Antonio VIVALDI (1678-1741) Concerti per fagotto IV
Concerto for bassoon, strings and bc in C (RV 469) [11:43]
Concerto for bassoon, strings and bc in F (RV 491) [9:05]
Concerto for bassoon, strings and bc in a minor (RV 498) [12:17]
Concerto for bassoon, strings and bc in G (RV 492) [10:24]
Concerto for bassoon, strings and bc in a minor (RV 500) [10:48]
Concerto for bassoon, strings and bc in C (RV 473) [14:19]
Sergio Azzolini (bassoon)
rec. April 2014, Santuario di Ariadello, Soresina, Italy DDD NAÏVE OP30551 [68:40]
Bassoonists of our time have not many solo concertos to choose from. I am not familiar with the repertoire of the 19th and 20th centuries, but it seems unlikely that many concertos were written during those two centuries. That certainly is true of the 18th century. Antonio Vivaldi was by far the most prolific composer of bassoon concertos, writing 39; his German colleague Christoph Graupner composed four. The latter were inspired by a virtuoso on the instrument who entered the court orchestra of Darmstadt where Graupner was Kapellmeister. In the case of Vivaldi's concertos we don't know for whom they were written.

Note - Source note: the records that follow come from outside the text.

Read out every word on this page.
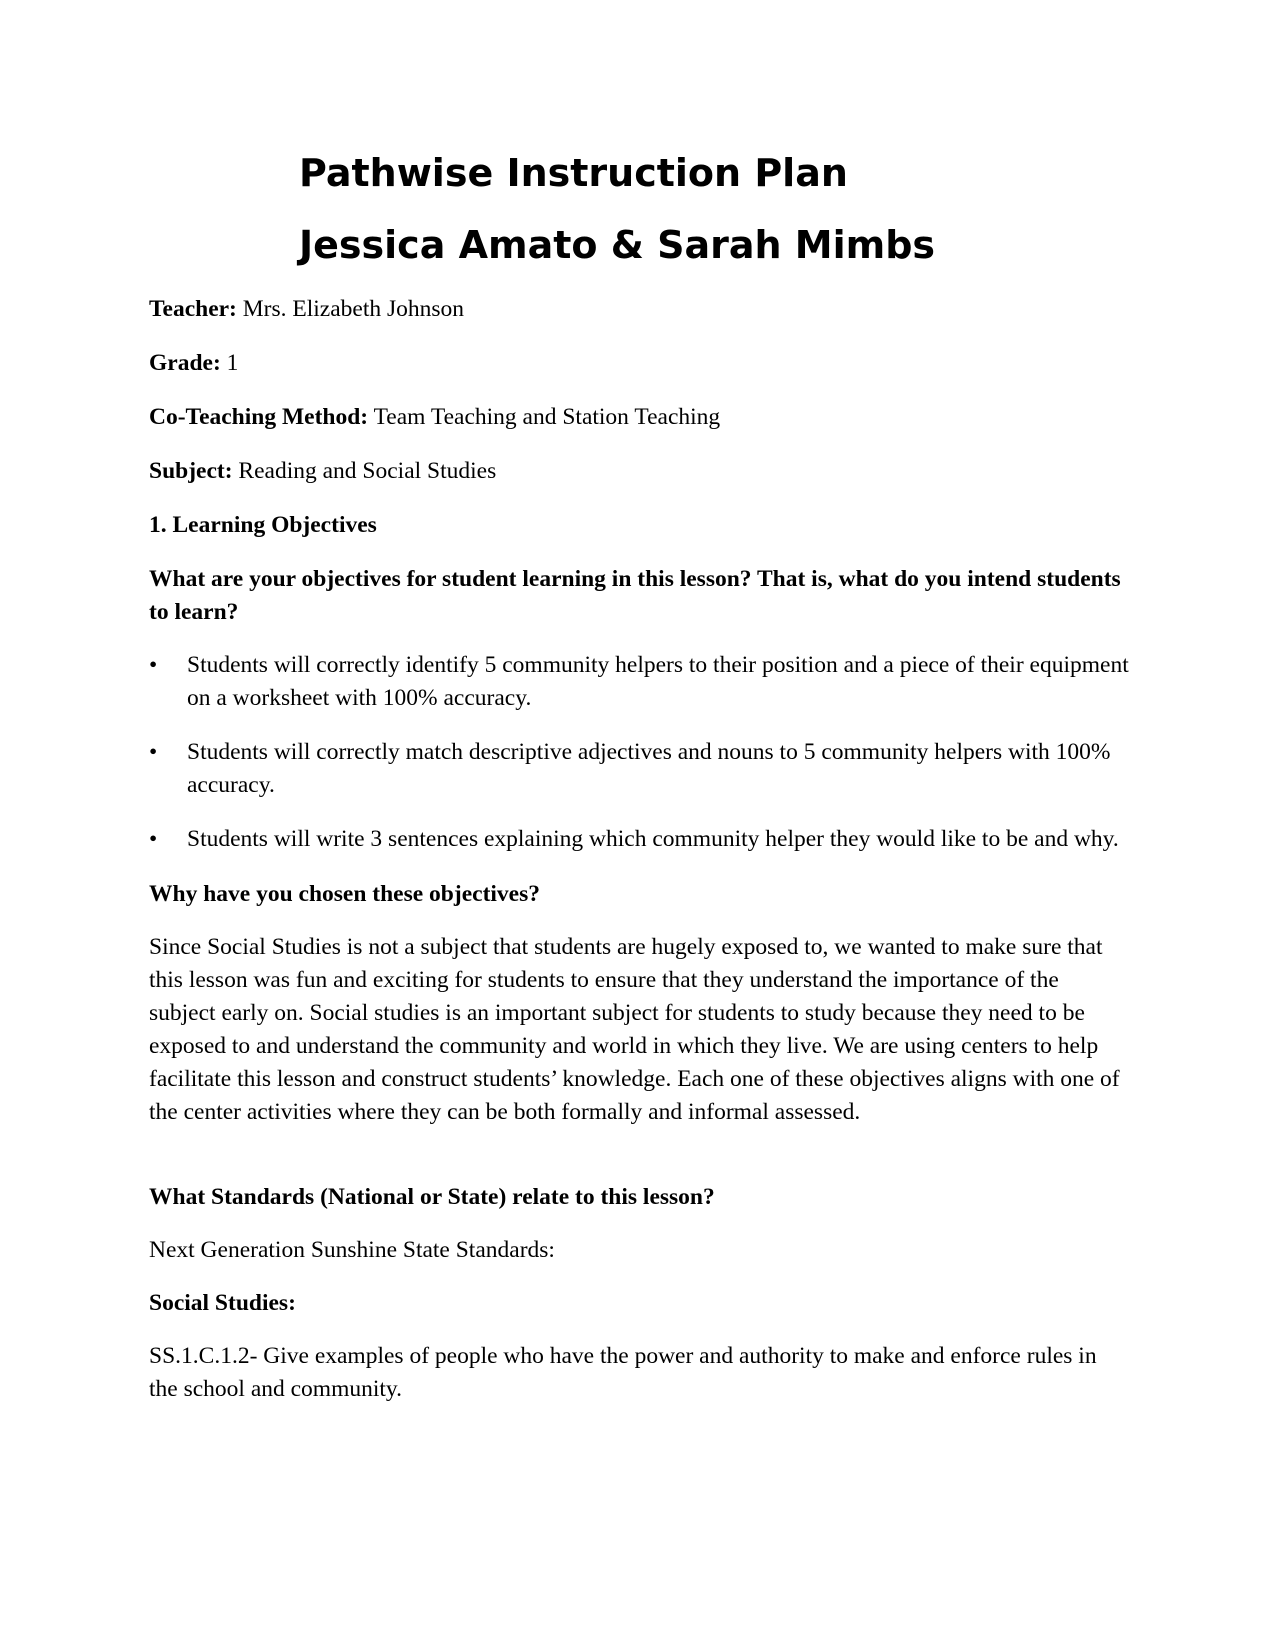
Pathwise Instruction Plan
Jessica Amato & Sarah Mimbs

Teacher: Mrs. Elizabeth Johnson

Grade: 1

Co-Teaching Method: Team Teaching and Station Teaching

Subject: Reading and Social Studies

1. Learning Objectives

What are your objectives for student learning in this lesson? That is, what do you intend students to learn?

• Students will correctly identify 5 community helpers to their position and a piece of their equipment on a worksheet with 100% accuracy.
• Students will correctly match descriptive adjectives and nouns to 5 community helpers with 100% accuracy.
• Students will write 3 sentences explaining which community helper they would like to be and why.

Why have you chosen these objectives?

Since Social Studies is not a subject that students are hugely exposed to, we wanted to make sure that this lesson was fun and exciting for students to ensure that they understand the importance of the subject early on. Social studies is an important subject for students to study because they need to be exposed to and understand the community and world in which they live. We are using centers to help facilitate this lesson and construct students’ knowledge. Each one of these objectives aligns with one of the center activities where they can be both formally and informal assessed.

What Standards (National or State) relate to this lesson?

Next Generation Sunshine State Standards:

Social Studies:

SS.1.C.1.2- Give examples of people who have the power and authority to make and enforce rules in the school and community.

Whereas he composed some of his cello concertos for aristocratic amateurs it seems likely that the bassoon concertos were intended for professional players. It is unlikely that there were many amateurs who played this instrument. Some may have been written for the girls of the Ospedale della Pietà in Venice but there is no concrete information about the playing of the bassoon in this institution. Sergio Azzolini, in his liner-notes, suggests that some of the school's oboists may also have been able to play the bassoon. He also mentions two professionals to whom Vivaldi was in contact, one of them a member of the orchestra of Count Morzin in Prague, to whom Vivaldi dedicated his Four Seasons concertos. It is notable that several other members of the count's orchestra also composed bassoon concertos, which show Vivaldi's influence.
The six concertos included here have an identical texture: three movements (fast - slow - fast) in ritornello form. The strings are involved in all movements, except the largo from the Concerto in C (RV 469) which is for bassoon and basso continuo only. The other Concerto in C (RV 473) stands out for its last movement being a minuet with variations, a rarity in Vivaldi's oeuvre. Four of Vivaldi's bassoon concertos - among them the Concerto in a minor (RV 500) - also exist as concertos for oboe. The addition ‘per fagotto ridotto’ or ‘accomodato per hautboy’ to these concertos indicates that the bassoon versions came first.
There is quite some variety among the concertos on this disc. The opening movement of the Concerto in C (RV 469) includes percussionistic figures and fanfare motifs. The closing movement opens with a passage in which bassoon and strings play in unison. In the largo from the Concerto in F (RV 492) Azzolini sees similarities with some of Vivaldi's sacred works, for instance the famous Magnificat (RV 600). Is this the reason that this movement opens with a short organ solo? In this movement the strings mostly play long chords over which the bassoon weaves a web of coloratura. In the larghetto from the Concerto in a minor (RV 498) the strings also play mostly chords. This concerto is characterised by a strong amount of intimacy, largely due to the strings playing piano sempre, as the first movement requires. Azzolini sees here “the intense melancholy of a Venetian winter”. This concerto, indeed, shows some similarity with the Winter concerto from the Four Seasons.
The Concerto in G (RV 492) has an unmistakably theatrical character. Azzolini mentions the sudden changes between major and minor keys, and to this one can add the strong dynamic contrasts. The closing allegro ends pianissimo. The last two concertos are especially notable for the expressive character of the respective slow movements. In particular the largo from the Concerto in C (RV 473) is a wonderful piece.
This is the fourth volume in a series with the complete bassoon concertos. With this disc the total of recorded concertos reaches twenty. That means that we still have three discs to go before the complete bassoon concertos are available on disc. If you have the previous three discs in your collection you certainly want to add this one and the forthcoming three. Sergio Azzolini is one of the world’s most renowned players of the baroque bassoon and he delivers outstanding performances here. He can play with full power in some of the fast movements, but also brings supreme lyricism to the more intimate and expressive pieces. He receives fine support from the ensemble which plays with eight violins, two violas, two cellos, double bass, various plucked instruments, harpsichord and organ. Although a line-up of eight violins is probably tenable from a historical point of view I would prefer a smaller ensemble for musical reasons. However, that seems more a matter of taste than based on historical evidence.
This disc is another splendid addition to Naïve's admirable Vivaldi project.